Las hojas caducas de los árboles caen sobre los canales que fueron diseñados mucho tiempo después y los patos toman posesión de esos pequeños estanques que, vareados por una ebriedad delictiva, más de uno alguna vez empleó como piscina. En ocasiones, desde el parque se pueden escuchar las voces de las monjas de clausura cantando suavemente, como si allí se hubiese detenido el tiempo o no importase demasiado que la tierra hubiese sido suplantada por el hormigón porque para llegar a Dios cualquier superficie es indiferente. El tránsito hacia el más allá, sea lo que sea el más allá, puede hacerse sobre hierba, sobre asfalto e incluso, dicen, caminando sobre las aguas.

A lo mejor, ese borracho que en la noche del viernes se desnuda y se mete en uno de los estanques y da unas brazadas desgalichadas, también busca a Dios por un camino insólito. Pero me duele que, como tantos otros ámbitos y apelando a una modernidad que en este caso no es sino desastre, la tierra humilde que pisaron los zapatos Gorila infantiles, deban transitar hoy por un suelo que lo asemeja a miles de suelos de cualquier rincón de España, que lo despersonaliza: se pierde la infancia cuando desaparece la tierra y se camina más cómodamente por el hormigón.

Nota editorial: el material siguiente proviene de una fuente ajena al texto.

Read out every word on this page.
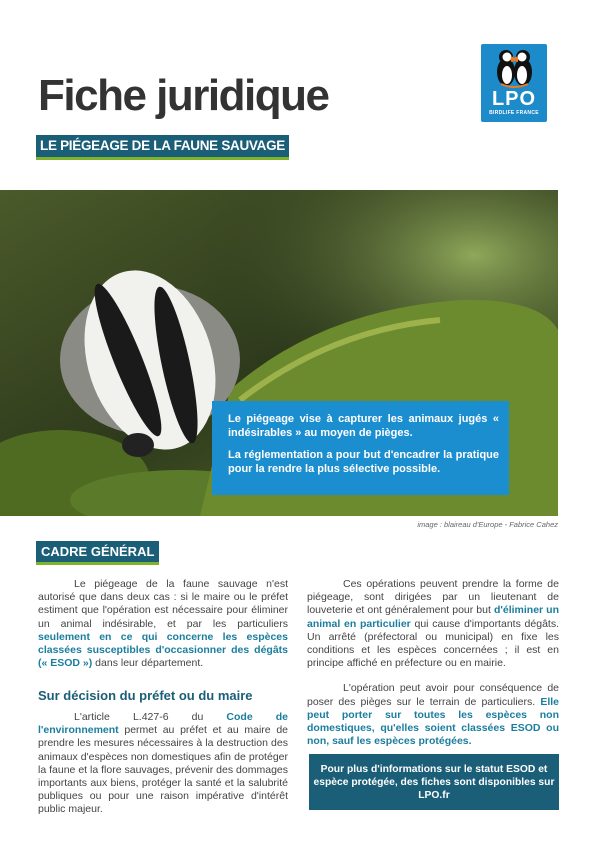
Fiche juridique
LE PIÉGEAGE DE LA FAUNE SAUVAGE
LPO
BIRDLIFE FRANCE
image : blaireau d'Europe - Fabrice Cahez

Le piégeage vise à capturer les animaux jugés « indésirables » au moyen de pièges.

La réglementation a pour but d'encadrer la pratique pour la rendre la plus sélective possible.

CADRE GÉNÉRAL

Le piégeage de la faune sauvage n'est autorisé que dans deux cas : si le maire ou le préfet estiment que l'opération est nécessaire pour éliminer un animal indésirable, et par les particuliers seulement en ce qui concerne les espèces classées susceptibles d'occasionner des dégâts (« ESOD ») dans leur département.

Sur décision du préfet ou du maire

L'article L.427-6 du Code de l'environnement permet au préfet et au maire de prendre les mesures nécessaires à la destruction des animaux d'espèces non domestiques afin de protéger la faune et la flore sauvages, prévenir des dommages importants aux biens, protéger la santé et la salubrité publiques ou pour une raison impérative d'intérêt public majeur.

Ces opérations peuvent prendre la forme de piégeage, sont dirigées par un lieutenant de louveterie et ont généralement pour but d'éliminer un animal en particulier qui cause d'importants dégâts. Un arrêté (préfectoral ou municipal) en fixe les conditions et les espèces concernées ; il est en principe affiché en préfecture ou en mairie.

L'opération peut avoir pour conséquence de poser des pièges sur le terrain de particuliers. Elle peut porter sur toutes les espèces non domestiques, qu'elles soient classées ESOD ou non, sauf les espèces protégées.

Pour plus d'informations sur le statut ESOD et espèce protégée, des fiches sont disponibles sur LPO.fr
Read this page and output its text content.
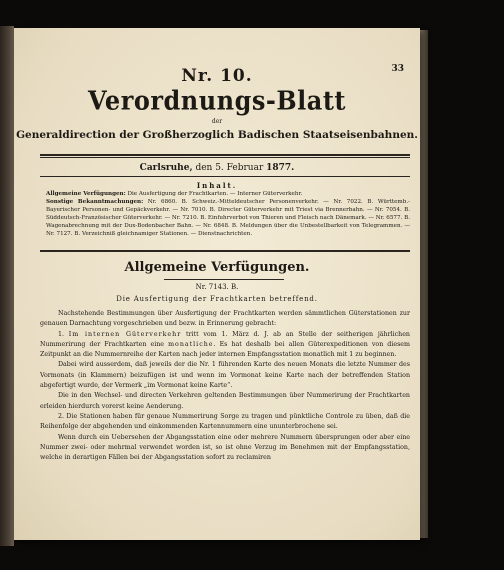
33
Nr. 10.
Verordnungs-Blatt
der
Generaldirection der Großherzoglich Badischen Staatseisenbahnen.
Carlsruhe, den 5. Februar 1877.
Inhalt.
Allgemeine Verfügungen: Die Ausfertigung der Frachtkarten. — Interner Güterverkehr.
Sonstige Bekanntmachungen: Nr. 6860. B. Schweiz.-Mitteldeutscher Personenverkehr. — Nr. 7022. B. Württemb.-Bayerischer Personen- und Gepäckverkehr. — Nr. 7010. B. Directer Güterverkehr mit Triest via Brennerbahn. — Nr. 7054. B. Süddeutsch-Französischer Güterverkehr. — Nr. 7210. B. Einfuhrverbot von Thieren und Fleisch nach Dänemark. — Nr. 6577. B. Wagenabrechnung mit der Dux-Bodenbacher Bahn. — Nr. 6848. B. Meldungen über die Unbestellbarkeit von Telegrammen. — Nr. 7127. B. Verzeichniß gleichnamiger Stationen. — Dienstnachrichten.
Allgemeine Verfügungen.
Nr. 7143. B.
Die Ausfertigung der Frachtkarten betreffend.

Nachstehende Bestimmungen über Ausfertigung der Frachtkarten werden sämmtlichen Güterstationen zur genauen Darnachtung vorgeschrieben und bezw. in Erinnerung gebracht:

1. Im internen Güterverkehr tritt vom 1. März d. J. ab an Stelle der seitherigen jährlichen Nummerirung der Frachtkarten eine monatliche. Es hat deshalb bei allen Güterexpeditionen von diesem Zeitpunkt an die Nummernreihe der Karten nach jeder internen Empfangsstation monatlich mit 1 zu beginnen.

Dabei wird ausserdem, daß jeweils der die Nr. 1 führenden Karte des neuen Monats die letzte Nummer des Vormonats (in Klammern) beizufügen ist und wenn im Vormonat keine Karte nach der betreffenden Station abgefertigt wurde, der Vermerk „im Vormonat keine Karte“.

Die in den Wechsel- und directen Verkehren geltenden Bestimmungen über Nummerirung der Frachtkarten erleiden hierdurch vorerst keine Aenderung.

2. Die Stationen haben für genaue Nummerirung Sorge zu tragen und pünktliche Controle zu üben, daß die Reihenfolge der abgehenden und einkommenden Kartennummern eine ununterbrochene sei.

Wenn durch ein Uebersehen der Abgangsstation eine oder mehrere Nummern übersprungen oder aber eine Nummer zwei- oder mehrmal verwendet worden ist, so ist ohne Verzug im Benehmen mit der Empfangsstation, welche in derartigen Fällen bei der Abgangsstation sofort zu reclamiren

Ahí está Pía da Casca, una sombra de lo que antaño fue, quizá ni mejor ni peor pero, en mi opinión, más hermosa y más digna entonces, cuando sí merecía que los versos del genial Valente adecentaran su geografía y no ahora, cuando ya nada queda de un lugar del que alguien se alejó para en realidad permanecer en él, como la infancia permanece en álbumes de fotos y en suelos de tierra que han sido tomados bárbaramente por otros por los que caminar es ir masacrando lo que debiera permanecer. Cuando amanece, Valente, un Valente malhumorado, sube las escaleras de la plaza de Arturo Pérez Serantes, entra en el cementerio de San Francisco y se acomoda de nuevo en la muerte maldiciendo el momento en el que se le ocurrió levantarse de la tumba para comprobar que sus versos habían sido grabados en un lugar que no le correspondía: en Pía da Casca tendrían el sentido del que carecen en el parque de Las Mercedes de hoy.